Before or after birth, with any level of mental facility, we all require support. There is no moment where a baby or a newborn or a teenager or a grown-up graduates to being entirely independent.
Our autonomy is always limited, our dignity is not.
"Our autonomy is always limited. Our dignity is not." I've been reflecting on versions of this because I recently met up with one of my best friends from college who is a quadriplegic and uses a motorized wheelchair. I hadn't seen him in several years due to a combination of having babies and COVID, but seeing him recently reminded me of all the recon work that his group of friends used to have to do in order to do simple activities with him. If we wanted to go out to dinner, it wasn't enough to call ahead and tell the restaurant we had a handicapped person in our party - more than once a restaurant that told us they were "handicap accessible" had a step up to the front door or they had put our reserved table up or down a set of steps that he couldn't navigate. Entire sections of our college town didn't have curb cuts on the sidewalks, so he couldn't easily cross the street at crosswalks, we were always jaywalking from one driveway or alley to another. (I realize this dates me but all of this was before Google Street View and Yelp, so our ability to research these things beforehand was limited.) Anyway, I showed up with my kids to meet him at a park a few weeks ago and realized I hadn't done any of the research that used to be second nature; there were no curb cuts and no paved trail from the parking lot to the playground and picnic area, no handicap-accessible bathroom, etc. But what had I researched? That the playground would be shaded in the afternoon sun and that there was a port-a-potty available, both things I thought about in the context of MY children and THEIR needs. How quickly I forgot someone else's needs! I was heartily ashamed of myself. Fortunately we were able to park the van carrying my friend so he could motor up the hill to the playground and picnic area and we all had a lovely time together, but two weeks later I'm still reflecting on it. I think Leah may have meant "thinking less of those who need more" in the way of not valuing them as fully human, but in my case, I literally spent less time thinking about someone whose needs (which I was quite familiar with! I cannot claim ignorance!) were much greater than mine and my children's.

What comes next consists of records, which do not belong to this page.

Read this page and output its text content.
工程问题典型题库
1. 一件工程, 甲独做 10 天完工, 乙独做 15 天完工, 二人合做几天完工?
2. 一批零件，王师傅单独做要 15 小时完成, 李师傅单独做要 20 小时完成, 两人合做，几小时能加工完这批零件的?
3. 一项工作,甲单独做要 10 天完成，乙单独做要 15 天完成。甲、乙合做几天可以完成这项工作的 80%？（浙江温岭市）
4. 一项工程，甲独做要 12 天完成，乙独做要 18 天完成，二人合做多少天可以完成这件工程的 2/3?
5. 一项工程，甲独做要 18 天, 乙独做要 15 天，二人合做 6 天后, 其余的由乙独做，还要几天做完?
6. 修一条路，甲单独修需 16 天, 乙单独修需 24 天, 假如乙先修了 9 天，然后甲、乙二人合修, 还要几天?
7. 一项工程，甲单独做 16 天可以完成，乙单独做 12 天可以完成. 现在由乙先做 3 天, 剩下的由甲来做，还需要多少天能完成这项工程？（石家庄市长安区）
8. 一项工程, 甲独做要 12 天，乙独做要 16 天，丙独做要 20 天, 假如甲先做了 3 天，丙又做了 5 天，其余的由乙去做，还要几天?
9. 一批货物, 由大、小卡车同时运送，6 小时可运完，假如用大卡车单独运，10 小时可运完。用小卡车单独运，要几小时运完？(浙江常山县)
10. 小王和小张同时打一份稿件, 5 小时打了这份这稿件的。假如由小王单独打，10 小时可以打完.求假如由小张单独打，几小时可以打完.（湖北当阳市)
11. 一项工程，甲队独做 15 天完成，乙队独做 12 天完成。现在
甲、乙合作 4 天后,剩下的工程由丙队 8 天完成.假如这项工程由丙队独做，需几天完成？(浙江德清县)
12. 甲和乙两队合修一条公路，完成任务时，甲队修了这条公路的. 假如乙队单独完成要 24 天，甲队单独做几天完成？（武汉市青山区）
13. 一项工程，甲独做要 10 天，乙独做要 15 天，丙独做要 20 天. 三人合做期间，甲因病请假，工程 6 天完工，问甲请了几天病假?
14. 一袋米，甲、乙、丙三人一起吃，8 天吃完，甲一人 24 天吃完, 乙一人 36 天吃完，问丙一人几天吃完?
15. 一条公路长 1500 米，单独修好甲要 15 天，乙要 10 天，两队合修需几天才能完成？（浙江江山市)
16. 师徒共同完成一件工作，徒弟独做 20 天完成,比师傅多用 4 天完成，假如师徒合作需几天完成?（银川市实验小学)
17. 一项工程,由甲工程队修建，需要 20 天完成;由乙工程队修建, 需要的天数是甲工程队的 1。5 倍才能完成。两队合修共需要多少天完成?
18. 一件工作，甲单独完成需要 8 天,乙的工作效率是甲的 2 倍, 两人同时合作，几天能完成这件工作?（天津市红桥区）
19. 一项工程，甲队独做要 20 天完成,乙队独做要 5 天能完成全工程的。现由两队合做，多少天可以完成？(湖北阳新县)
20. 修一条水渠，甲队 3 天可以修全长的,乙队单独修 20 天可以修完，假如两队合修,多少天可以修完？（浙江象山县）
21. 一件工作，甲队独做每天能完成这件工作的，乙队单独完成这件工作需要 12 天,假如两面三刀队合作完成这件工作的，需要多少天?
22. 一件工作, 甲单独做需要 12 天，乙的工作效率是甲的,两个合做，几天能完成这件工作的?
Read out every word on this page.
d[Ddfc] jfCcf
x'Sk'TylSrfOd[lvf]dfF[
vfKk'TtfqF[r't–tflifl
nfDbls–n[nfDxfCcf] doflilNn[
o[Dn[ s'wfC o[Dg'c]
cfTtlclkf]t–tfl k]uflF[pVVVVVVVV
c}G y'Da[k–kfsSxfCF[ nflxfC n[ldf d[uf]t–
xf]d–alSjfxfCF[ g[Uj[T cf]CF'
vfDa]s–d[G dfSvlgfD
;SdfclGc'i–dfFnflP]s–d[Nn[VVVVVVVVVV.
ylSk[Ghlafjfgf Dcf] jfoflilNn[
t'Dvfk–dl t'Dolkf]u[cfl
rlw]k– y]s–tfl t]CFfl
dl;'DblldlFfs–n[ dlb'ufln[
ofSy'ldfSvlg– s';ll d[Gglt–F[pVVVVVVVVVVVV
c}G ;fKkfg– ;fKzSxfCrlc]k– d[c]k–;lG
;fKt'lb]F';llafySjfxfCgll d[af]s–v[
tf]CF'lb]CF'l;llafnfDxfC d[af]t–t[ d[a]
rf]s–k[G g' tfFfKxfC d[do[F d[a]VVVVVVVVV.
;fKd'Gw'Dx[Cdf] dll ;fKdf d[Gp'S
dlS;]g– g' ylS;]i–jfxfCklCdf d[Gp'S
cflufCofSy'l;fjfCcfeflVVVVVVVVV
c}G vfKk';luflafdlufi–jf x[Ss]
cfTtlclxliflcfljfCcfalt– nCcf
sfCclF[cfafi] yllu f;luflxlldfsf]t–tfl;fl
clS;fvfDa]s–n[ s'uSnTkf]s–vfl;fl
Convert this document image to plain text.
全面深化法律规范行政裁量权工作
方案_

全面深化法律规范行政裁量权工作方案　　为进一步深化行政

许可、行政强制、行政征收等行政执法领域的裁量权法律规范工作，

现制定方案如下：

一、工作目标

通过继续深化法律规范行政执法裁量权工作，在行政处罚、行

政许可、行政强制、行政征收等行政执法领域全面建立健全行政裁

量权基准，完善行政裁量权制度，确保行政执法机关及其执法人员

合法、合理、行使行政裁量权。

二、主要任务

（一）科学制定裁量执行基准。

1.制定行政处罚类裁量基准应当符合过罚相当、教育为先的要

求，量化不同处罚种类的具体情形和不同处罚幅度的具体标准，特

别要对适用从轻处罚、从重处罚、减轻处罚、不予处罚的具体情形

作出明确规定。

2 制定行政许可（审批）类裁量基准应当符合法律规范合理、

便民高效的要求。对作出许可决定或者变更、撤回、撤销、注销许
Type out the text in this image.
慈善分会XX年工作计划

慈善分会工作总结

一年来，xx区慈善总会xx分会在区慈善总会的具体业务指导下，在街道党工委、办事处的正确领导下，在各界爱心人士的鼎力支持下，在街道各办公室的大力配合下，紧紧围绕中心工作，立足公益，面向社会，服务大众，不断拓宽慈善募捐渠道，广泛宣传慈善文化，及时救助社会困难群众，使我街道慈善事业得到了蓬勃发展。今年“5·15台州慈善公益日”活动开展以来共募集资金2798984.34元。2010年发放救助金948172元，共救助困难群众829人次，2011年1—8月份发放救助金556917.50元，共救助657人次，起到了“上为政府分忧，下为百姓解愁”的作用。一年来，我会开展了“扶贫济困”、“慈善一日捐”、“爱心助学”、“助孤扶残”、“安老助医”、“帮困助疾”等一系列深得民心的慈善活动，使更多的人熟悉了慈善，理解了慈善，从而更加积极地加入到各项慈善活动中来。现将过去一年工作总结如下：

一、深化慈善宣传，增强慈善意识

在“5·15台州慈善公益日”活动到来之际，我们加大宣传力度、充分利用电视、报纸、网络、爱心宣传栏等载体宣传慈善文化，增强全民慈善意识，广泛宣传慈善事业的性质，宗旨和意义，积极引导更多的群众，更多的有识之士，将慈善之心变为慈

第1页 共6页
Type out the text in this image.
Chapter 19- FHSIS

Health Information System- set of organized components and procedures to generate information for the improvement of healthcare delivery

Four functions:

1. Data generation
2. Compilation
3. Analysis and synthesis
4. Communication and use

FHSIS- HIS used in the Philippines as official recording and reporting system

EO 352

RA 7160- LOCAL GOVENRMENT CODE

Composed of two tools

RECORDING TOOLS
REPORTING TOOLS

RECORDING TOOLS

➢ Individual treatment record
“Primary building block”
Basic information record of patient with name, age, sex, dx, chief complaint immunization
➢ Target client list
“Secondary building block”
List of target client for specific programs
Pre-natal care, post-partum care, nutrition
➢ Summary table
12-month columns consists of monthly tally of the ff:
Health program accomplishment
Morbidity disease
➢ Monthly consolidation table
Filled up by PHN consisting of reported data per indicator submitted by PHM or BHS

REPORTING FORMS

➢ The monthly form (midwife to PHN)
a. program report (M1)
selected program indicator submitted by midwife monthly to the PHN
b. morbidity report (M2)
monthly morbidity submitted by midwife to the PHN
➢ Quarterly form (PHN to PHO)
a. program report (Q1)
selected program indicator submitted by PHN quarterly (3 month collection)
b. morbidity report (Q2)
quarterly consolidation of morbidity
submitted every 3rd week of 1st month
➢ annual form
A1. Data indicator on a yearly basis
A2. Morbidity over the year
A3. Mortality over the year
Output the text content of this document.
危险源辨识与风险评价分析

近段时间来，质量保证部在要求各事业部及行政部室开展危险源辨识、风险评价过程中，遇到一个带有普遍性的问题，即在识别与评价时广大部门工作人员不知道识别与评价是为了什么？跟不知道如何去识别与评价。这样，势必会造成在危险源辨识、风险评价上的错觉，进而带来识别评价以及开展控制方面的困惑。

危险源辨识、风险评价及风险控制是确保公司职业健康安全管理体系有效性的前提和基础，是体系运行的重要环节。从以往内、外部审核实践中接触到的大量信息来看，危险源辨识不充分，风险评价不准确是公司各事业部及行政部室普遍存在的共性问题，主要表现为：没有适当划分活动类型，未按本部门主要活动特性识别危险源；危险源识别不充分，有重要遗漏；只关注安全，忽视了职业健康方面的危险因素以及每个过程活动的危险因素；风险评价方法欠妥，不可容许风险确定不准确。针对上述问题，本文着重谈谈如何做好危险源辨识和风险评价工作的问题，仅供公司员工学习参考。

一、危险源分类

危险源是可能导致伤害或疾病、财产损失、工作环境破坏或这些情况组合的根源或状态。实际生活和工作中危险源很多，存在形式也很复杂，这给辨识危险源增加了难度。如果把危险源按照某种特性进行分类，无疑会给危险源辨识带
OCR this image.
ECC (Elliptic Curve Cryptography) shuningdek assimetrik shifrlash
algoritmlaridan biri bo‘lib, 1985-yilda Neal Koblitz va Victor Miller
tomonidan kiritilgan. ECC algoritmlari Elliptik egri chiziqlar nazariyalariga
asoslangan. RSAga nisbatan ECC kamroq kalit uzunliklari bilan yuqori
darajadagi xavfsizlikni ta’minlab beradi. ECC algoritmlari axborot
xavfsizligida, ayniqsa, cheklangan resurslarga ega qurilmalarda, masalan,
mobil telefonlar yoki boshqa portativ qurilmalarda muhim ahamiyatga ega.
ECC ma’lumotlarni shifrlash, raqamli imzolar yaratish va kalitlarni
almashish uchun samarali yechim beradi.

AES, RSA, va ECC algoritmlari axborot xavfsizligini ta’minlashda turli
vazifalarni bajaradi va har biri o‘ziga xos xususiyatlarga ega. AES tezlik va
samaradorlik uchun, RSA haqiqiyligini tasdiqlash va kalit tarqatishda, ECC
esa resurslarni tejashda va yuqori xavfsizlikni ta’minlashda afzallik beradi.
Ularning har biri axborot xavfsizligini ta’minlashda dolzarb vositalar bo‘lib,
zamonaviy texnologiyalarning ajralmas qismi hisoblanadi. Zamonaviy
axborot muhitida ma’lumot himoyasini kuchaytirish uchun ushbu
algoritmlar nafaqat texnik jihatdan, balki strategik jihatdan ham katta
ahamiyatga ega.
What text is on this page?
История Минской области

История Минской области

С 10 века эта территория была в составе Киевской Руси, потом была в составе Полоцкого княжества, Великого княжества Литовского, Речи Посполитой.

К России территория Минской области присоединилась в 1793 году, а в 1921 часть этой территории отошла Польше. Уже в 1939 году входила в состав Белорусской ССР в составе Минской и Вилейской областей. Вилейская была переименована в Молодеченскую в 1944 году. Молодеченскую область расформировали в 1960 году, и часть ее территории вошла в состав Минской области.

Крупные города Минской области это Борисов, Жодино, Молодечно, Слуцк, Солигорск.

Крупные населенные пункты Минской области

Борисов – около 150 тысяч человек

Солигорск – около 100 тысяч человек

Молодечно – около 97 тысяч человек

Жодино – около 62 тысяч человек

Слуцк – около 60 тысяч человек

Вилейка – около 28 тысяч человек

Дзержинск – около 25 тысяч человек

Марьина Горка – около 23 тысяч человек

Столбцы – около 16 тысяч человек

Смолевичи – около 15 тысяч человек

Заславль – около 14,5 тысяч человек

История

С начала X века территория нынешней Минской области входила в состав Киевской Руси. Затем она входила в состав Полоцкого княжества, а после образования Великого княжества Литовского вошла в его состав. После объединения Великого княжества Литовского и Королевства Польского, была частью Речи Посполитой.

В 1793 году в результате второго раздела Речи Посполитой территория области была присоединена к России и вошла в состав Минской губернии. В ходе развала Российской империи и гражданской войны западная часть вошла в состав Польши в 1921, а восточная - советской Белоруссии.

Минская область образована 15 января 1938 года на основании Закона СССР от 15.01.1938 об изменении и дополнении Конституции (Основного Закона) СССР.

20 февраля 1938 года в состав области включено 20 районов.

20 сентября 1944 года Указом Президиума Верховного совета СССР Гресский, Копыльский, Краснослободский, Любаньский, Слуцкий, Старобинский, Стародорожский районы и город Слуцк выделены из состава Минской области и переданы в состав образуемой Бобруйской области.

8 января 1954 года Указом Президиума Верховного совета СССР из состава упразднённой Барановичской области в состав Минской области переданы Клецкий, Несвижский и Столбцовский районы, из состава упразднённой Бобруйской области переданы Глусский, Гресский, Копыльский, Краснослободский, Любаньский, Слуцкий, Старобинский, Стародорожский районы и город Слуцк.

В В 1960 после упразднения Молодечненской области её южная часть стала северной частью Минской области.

Oh, this is such an important conversation, and again I have to recommend Raising A Rare Girl to all and sundry, because it's so good at recognizing that disabled peoples' needs aren't completely alien to the human experience, they're just sometimes more visibly intense versions, so dignity can't be something we earn by doing things --- no one, in the long run, would have any at all --- but must be innate. Or present even before birth.